Small Increase in ESRD Risk for Living Kidney Donors

Living kidney donors have a small but significant increase in the risk of ESRD compared with similarly healthy nondonors, reports the Journal of the American Medical Association.

The study included all 96,217 adult living kidney donors in the United States between 1994 and 2011, identified from the Organ Procurement and Transplantation Network. They were matched with 20,024 healthy nondonors who were free of contraindications to kidney donation, drawn from the Third National Health and Nutrition Examination Survey. Through linkage to data from the Centers for Medicare & Medicaid Services, the researchers compared the cumulative incidence and lifetime risk of ESRD for living donors versus nondonor control individuals.

There were 99 cases of ESRD in living kidney donors at a mean follow-up time of 8.6 years, compared with 36 cases in nondonors at 10.7 years. The estimated 15-year ESRD risk was 30.8 per 10,000 person-years in the living donors versus 3.9 per 10,000 person-years in the nondonor control individuals.
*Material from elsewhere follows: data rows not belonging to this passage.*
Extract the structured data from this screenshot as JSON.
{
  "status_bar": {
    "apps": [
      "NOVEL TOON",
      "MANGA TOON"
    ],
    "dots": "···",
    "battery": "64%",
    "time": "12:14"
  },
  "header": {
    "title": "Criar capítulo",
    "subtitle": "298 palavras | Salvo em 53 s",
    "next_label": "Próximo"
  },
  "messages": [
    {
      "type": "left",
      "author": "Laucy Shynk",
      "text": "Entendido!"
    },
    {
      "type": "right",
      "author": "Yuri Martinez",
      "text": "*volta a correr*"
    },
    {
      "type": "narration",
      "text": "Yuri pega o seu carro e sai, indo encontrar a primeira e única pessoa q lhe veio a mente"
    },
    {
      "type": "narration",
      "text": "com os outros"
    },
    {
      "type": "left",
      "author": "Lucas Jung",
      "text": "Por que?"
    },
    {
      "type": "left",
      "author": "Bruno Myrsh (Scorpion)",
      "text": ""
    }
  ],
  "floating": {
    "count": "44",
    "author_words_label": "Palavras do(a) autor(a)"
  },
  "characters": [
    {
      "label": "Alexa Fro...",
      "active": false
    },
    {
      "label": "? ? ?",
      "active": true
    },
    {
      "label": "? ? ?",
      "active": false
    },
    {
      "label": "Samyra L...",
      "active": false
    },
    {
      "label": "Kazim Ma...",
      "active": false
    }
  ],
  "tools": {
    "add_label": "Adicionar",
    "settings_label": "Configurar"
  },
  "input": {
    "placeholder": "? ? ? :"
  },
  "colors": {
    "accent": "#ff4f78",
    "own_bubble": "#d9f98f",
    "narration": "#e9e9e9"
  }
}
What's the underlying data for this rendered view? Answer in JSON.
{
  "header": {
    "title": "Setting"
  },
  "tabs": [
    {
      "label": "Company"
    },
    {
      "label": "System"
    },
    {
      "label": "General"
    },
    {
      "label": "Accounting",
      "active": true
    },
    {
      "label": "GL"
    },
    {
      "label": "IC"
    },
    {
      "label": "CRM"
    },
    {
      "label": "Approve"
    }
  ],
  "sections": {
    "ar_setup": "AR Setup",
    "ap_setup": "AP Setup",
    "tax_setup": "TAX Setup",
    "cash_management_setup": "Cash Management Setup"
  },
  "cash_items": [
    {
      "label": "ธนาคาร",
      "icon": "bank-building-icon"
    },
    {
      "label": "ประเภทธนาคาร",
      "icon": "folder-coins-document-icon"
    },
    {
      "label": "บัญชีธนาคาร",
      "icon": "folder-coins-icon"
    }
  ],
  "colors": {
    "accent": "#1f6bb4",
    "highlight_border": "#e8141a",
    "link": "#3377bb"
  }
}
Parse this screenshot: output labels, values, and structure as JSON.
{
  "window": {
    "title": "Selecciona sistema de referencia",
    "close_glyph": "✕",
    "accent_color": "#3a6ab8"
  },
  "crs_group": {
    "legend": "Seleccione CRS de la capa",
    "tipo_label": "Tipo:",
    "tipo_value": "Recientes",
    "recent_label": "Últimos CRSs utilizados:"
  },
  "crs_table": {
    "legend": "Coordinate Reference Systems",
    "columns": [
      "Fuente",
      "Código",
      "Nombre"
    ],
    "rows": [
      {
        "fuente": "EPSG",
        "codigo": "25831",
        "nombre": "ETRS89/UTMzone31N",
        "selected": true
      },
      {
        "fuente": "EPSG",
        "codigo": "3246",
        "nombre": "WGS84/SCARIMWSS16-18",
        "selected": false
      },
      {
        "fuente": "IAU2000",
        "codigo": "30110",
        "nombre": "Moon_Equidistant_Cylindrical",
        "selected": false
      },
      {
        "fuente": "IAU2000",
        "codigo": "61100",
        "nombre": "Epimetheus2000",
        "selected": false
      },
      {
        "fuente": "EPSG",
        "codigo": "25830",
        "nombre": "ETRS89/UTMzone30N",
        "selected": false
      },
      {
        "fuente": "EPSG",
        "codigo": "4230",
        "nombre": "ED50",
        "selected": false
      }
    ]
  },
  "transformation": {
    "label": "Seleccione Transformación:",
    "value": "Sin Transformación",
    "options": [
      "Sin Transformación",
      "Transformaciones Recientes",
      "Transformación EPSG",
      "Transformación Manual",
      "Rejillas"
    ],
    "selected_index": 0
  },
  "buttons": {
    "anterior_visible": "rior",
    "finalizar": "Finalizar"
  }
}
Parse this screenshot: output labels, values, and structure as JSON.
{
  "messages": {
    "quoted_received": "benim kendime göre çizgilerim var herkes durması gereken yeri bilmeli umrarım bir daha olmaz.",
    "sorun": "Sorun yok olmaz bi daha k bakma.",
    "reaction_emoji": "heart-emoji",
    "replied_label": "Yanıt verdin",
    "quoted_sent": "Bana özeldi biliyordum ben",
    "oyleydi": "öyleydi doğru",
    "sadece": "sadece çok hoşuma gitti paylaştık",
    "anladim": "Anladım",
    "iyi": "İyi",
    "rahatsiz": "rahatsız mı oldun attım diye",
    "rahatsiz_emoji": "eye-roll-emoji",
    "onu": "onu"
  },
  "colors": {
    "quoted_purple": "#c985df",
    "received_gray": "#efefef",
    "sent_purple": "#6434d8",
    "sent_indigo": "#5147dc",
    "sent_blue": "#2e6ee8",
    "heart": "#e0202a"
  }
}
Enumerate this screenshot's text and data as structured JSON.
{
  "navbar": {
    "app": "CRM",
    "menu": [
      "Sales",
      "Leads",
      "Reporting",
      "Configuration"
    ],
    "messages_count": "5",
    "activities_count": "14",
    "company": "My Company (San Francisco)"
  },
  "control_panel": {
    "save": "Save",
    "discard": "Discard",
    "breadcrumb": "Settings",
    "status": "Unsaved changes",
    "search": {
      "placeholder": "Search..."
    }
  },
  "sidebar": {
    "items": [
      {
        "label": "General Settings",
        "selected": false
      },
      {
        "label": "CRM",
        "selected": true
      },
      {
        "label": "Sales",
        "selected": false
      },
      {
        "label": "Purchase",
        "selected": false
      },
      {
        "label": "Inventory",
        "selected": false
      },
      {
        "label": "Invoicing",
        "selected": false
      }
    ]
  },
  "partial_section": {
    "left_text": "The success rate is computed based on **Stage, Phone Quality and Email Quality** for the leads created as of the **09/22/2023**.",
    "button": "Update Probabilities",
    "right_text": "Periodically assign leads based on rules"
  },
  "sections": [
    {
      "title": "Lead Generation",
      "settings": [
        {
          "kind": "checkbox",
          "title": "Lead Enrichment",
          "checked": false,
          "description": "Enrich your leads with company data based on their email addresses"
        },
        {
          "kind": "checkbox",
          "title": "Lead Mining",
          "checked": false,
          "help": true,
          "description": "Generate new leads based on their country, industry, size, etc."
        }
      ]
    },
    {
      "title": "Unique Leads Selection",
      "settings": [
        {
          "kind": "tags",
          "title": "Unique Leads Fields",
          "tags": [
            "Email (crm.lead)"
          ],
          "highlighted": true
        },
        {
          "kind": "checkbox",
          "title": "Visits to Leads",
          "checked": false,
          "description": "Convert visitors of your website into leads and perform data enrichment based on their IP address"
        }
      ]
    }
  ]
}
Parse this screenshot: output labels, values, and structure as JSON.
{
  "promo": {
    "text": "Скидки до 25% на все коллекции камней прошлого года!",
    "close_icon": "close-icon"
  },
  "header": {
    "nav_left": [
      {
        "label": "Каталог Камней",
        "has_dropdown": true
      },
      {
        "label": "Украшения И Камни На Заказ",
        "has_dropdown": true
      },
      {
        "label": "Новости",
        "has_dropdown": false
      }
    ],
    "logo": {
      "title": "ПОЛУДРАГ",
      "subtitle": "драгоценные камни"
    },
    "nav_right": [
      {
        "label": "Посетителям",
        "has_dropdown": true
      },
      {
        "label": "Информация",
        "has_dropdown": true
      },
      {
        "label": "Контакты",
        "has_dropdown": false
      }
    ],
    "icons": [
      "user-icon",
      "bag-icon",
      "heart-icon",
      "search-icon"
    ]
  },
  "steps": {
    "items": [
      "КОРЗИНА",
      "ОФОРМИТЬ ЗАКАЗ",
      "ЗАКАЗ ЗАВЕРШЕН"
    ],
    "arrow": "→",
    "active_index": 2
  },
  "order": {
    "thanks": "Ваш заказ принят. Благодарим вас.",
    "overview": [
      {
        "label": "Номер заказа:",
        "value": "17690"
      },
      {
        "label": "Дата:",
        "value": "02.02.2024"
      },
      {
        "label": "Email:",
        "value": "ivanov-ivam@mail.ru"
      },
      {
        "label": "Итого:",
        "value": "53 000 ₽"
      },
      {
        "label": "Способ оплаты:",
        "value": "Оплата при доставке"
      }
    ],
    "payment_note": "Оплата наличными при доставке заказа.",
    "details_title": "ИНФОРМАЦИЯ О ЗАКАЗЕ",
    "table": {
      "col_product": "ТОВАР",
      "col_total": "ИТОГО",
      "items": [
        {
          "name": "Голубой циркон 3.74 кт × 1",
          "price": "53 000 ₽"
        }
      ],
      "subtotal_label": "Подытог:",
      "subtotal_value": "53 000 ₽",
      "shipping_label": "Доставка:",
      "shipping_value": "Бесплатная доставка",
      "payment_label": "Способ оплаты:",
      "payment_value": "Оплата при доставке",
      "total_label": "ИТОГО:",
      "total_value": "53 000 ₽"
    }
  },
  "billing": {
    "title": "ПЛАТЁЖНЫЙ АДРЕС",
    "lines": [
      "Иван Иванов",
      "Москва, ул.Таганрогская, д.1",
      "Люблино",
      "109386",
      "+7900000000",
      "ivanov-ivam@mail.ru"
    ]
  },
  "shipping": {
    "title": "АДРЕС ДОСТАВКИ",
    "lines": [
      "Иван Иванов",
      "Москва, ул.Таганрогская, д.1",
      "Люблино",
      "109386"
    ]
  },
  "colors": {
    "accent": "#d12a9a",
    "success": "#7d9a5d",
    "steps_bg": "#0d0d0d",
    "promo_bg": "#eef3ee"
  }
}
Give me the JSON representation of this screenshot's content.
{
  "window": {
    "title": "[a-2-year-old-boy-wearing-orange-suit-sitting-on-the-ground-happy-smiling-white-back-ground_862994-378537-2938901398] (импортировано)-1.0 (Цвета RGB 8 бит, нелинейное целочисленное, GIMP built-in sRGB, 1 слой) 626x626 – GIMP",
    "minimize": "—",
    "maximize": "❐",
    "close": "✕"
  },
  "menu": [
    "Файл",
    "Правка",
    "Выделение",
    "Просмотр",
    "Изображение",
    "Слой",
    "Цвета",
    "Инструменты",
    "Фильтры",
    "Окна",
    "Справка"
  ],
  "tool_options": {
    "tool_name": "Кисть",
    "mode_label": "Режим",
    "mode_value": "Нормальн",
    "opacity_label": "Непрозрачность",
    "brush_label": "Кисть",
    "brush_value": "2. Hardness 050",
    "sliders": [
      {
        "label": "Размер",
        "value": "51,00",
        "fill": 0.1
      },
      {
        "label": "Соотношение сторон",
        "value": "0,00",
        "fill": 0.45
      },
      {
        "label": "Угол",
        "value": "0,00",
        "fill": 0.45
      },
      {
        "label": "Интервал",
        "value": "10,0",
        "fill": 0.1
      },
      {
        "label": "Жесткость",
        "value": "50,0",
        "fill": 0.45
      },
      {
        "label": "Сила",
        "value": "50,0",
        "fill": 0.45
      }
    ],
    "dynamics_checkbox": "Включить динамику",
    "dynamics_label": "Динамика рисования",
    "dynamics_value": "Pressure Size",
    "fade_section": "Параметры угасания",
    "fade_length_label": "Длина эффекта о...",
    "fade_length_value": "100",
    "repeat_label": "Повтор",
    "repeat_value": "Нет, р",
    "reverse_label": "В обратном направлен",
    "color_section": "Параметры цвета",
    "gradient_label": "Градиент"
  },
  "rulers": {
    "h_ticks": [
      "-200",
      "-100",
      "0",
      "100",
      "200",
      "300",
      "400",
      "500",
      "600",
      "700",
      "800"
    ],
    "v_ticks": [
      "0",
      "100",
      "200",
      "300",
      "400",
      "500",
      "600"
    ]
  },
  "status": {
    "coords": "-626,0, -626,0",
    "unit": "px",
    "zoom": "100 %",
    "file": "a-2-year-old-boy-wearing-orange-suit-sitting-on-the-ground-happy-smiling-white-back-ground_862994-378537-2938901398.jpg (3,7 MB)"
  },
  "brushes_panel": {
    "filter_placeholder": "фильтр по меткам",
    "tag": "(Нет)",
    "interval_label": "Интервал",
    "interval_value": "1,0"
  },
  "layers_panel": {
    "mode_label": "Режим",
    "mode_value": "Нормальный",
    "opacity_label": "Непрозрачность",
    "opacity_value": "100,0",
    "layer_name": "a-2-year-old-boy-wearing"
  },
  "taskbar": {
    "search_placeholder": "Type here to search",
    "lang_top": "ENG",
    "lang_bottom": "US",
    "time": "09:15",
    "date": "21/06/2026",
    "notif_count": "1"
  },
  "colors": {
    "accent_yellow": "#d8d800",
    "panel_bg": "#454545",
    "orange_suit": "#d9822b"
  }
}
The increase in ESRD risk among living kidney donors was significant for both black donors, 74.7 versus 23.9 per 10,000 person-years; and white donors, 22.7 versus 0.0 per 10,000 person-years. The lifetime risk of ESRD was approximately 90 per 10,000 living donors. This was substantially higher than the 14 per 10,000 rate in healthy nondonor control individuals, but it was lower than the general population rate of 326 per 10,000 unscreened nondonors.

Previous studies have reported no increase in ESRD risk after living kidney donation. However, these studies have used control individuals from the general population, who are at higher inherent risk of ESRD than rigorously screened donors.

The new study shows a small but significant increase in long-term ESRD risk among living kidney donors compared with similarly healthy nondonor control individuals. The researchers note that the risk of ESRD after living donation is still much lower than in the unscreened general population. They conclude, “These findings may help inform discussions with persons considering live kidney donation” [Muzaale AD, et al. Risk of end-stage renal disease following live kidney donation. JAMA 2014; 311:579–586].